Much of the filing consists of a recapitulation of arguments Comcast had already submitted to agency, only louder. Much of the rests a series of essentially ad hominem attacks on the motives of its critics, particularly Netflix, which the filing accuses of blatant self-interest and bad faith, and Discover, which it accuses of “extortion,” for demanding better carriage terms from Comcast in exchange for refraining from opposition to the deal.
As for the objections raised by organizations “purporting to represent the public interest” (sic), the filing waves those off as “unfounded” scare-mongering or as insufficiently “transaction-specific” to be addressed in a merger review proceeding.

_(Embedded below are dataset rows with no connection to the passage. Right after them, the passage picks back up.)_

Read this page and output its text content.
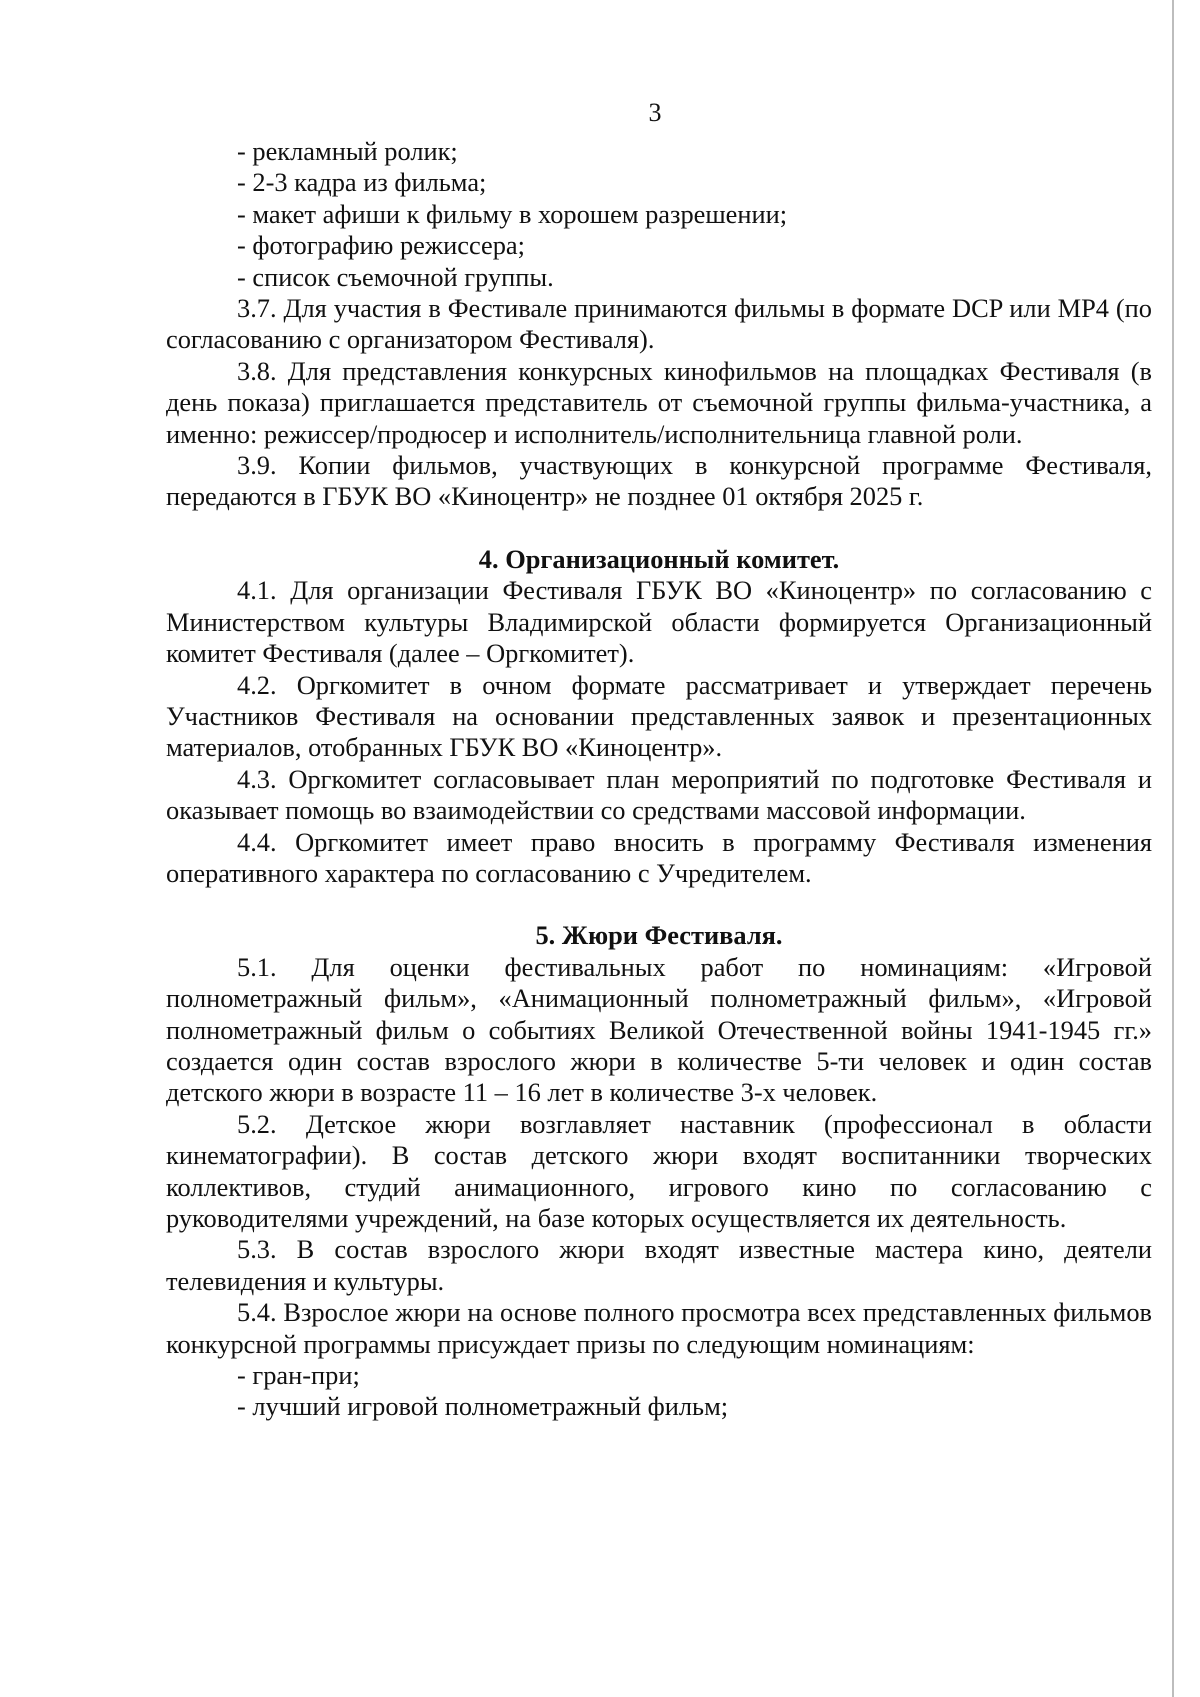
3

- рекламный ролик;

- 2-3 кадра из фильма;

- макет афиши к фильму в хорошем разрешении;

- фотографию режиссера;

- список съемочной группы.

3.7. Для участия в Фестивале принимаются фильмы в формате DCP или MP4 (по согласованию с организатором Фестиваля).

3.8. Для представления конкурсных кинофильмов на площадках Фестиваля (в день показа) приглашается представитель от съемочной группы фильма-участника, а именно: режиссер/продюсер и исполнитель/исполнительница главной роли.

3.9. Копии фильмов, участвующих в конкурсной программе Фестиваля, передаются в ГБУК ВО «Киноцентр» не позднее 01 октября 2025 г.

4. Организационный комитет.

4.1. Для организации Фестиваля ГБУК ВО «Киноцентр» по согласованию с Министерством культуры Владимирской области формируется Организационный комитет Фестиваля (далее – Оргкомитет).

4.2. Оргкомитет в очном формате рассматривает и утверждает перечень Участников Фестиваля на основании представленных заявок и презентационных материалов, отобранных ГБУК ВО «Киноцентр».

4.3. Оргкомитет согласовывает план мероприятий по подготовке Фестиваля и оказывает помощь во взаимодействии со средствами массовой информации.

4.4. Оргкомитет имеет право вносить в программу Фестиваля изменения оперативного характера по согласованию с Учредителем.

5. Жюри Фестиваля.

5.1. Для оценки фестивальных работ по номинациям: «Игровой полнометражный фильм», «Анимационный полнометражный фильм», «Игровой полнометражный фильм о событиях Великой Отечественной войны 1941-1945 гг.» создается один состав взрослого жюри в количестве 5-ти человек и один состав детского жюри в возрасте 11 – 16 лет в количестве 3-х человек.

5.2. Детское жюри возглавляет наставник (профессионал в области кинематографии). В состав детского жюри входят воспитанники творческих коллективов, студий анимационного, игрового кино по согласованию с руководителями учреждений, на базе которых осуществляется их деятельность.

5.3. В состав взрослого жюри входят известные мастера кино, деятели телевидения и культуры.

5.4. Взрослое жюри на основе полного просмотра всех представленных фильмов конкурсной программы присуждает призы по следующим номинациям:

- гран-при;

- лучший игровой полнометражный фильм;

Here’s the thing: As Comcast should know from its own experience, this isn’t the FCC’s first rodeo. I doubt either the commission or the staff need a lot of coaching to recognize the motives of Comcast’s competitors and vendors in filing comments on the deal. Harping on them just sounds pedantic.
More to the point, it’s not clear why their motives should be relevant to the FCC’s inquiry. Netflix is self-interested? You don’t say. It’s a profit-seeking corporation. It’s no more, or less, self-interested than Comcast is in seeking to acquire TWC in the first place. Neither’s motive is really relevant to the FCC’s mission to protect the public interest, which will turn on the results of the merger review, not on the motives of its participants.

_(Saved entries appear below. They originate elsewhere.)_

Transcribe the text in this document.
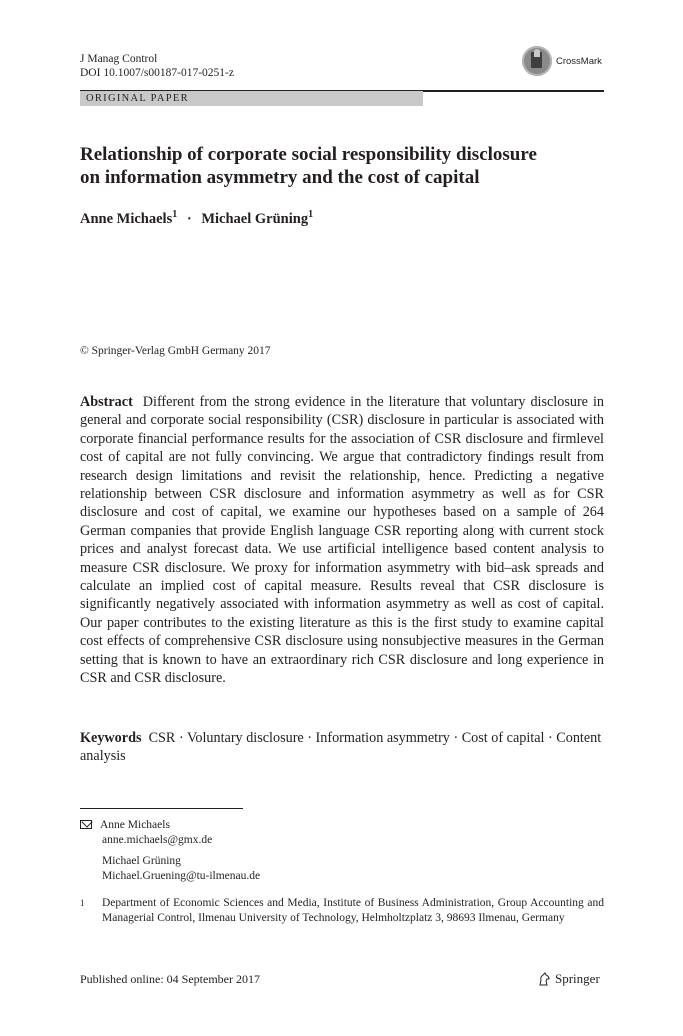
J Manag Control
DOI 10.1007/s00187-017-0251-z
CrossMark
ORIGINAL PAPER
Relationship of corporate social responsibility disclosure
on information asymmetry and the cost of capital
Anne Michaels$^1$ · Michael Grüning$^1$
© Springer-Verlag GmbH Germany 2017
Abstract Different from the strong evidence in the literature that voluntary disclosure in general and corporate social responsibility (CSR) disclosure in particular is associated with corporate financial performance results for the association of CSR disclosure and firmlevel cost of capital are not fully convincing. We argue that contradictory findings result from research design limitations and revisit the relationship, hence. Predicting a negative relationship between CSR disclosure and information asymmetry as well as for CSR disclosure and cost of capital, we examine our hypotheses based on a sample of 264 German companies that provide English language CSR reporting along with current stock prices and analyst forecast data. We use artificial intelligence based content analysis to measure CSR disclosure. We proxy for information asymmetry with bid–ask spreads and calculate an implied cost of capital measure. Results reveal that CSR disclosure is significantly negatively associated with information asymmetry as well as cost of capital. Our paper contributes to the existing literature as this is the first study to examine capital cost effects of comprehensive CSR disclosure using nonsubjective measures in the German setting that is known to have an extraordinary rich CSR disclosure and long experience in CSR and CSR disclosure.
Keywords CSR · Voluntary disclosure · Information asymmetry · Cost of capital · Content analysis
Anne Michaels
anne.michaels@gmx.de
Michael Grüning
Michael.Gruening@tu-ilmenau.de
1 Department of Economic Sciences and Media, Institute of Business Administration, Group Accounting and Managerial Control, Ilmenau University of Technology, Helmholtzplatz 3, 98693 Ilmenau, Germany
Published online: 04 September 2017	Springer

As for Comcast’s airy dismissal of objections it views as insufficiently merger-related, that’s not really Comcast’s call to make. The whole point of involving the FCC in merger reviews is that it is bound by statute to apply a broader public interest standard, rather than the sort of narrow legal standard that enforcement agencies like the Justice Department or the Federal Trade Commission would apply. The filing’s legalistic parsing of the complaints reads more like a motion to dismiss a lawsuit brought to stop the merger than a case for its public interest benefits.
Which may be the real problem here. The filing, from its intemperate and tendentious tone to its voluminous heft, leaves the impression of company increasingly worried that the process is slipping away from it, and contemplating the real possibility that the merger could be blocked or loaded down with so many conditions as to make it unattractive. Swagger has given way to peevishness.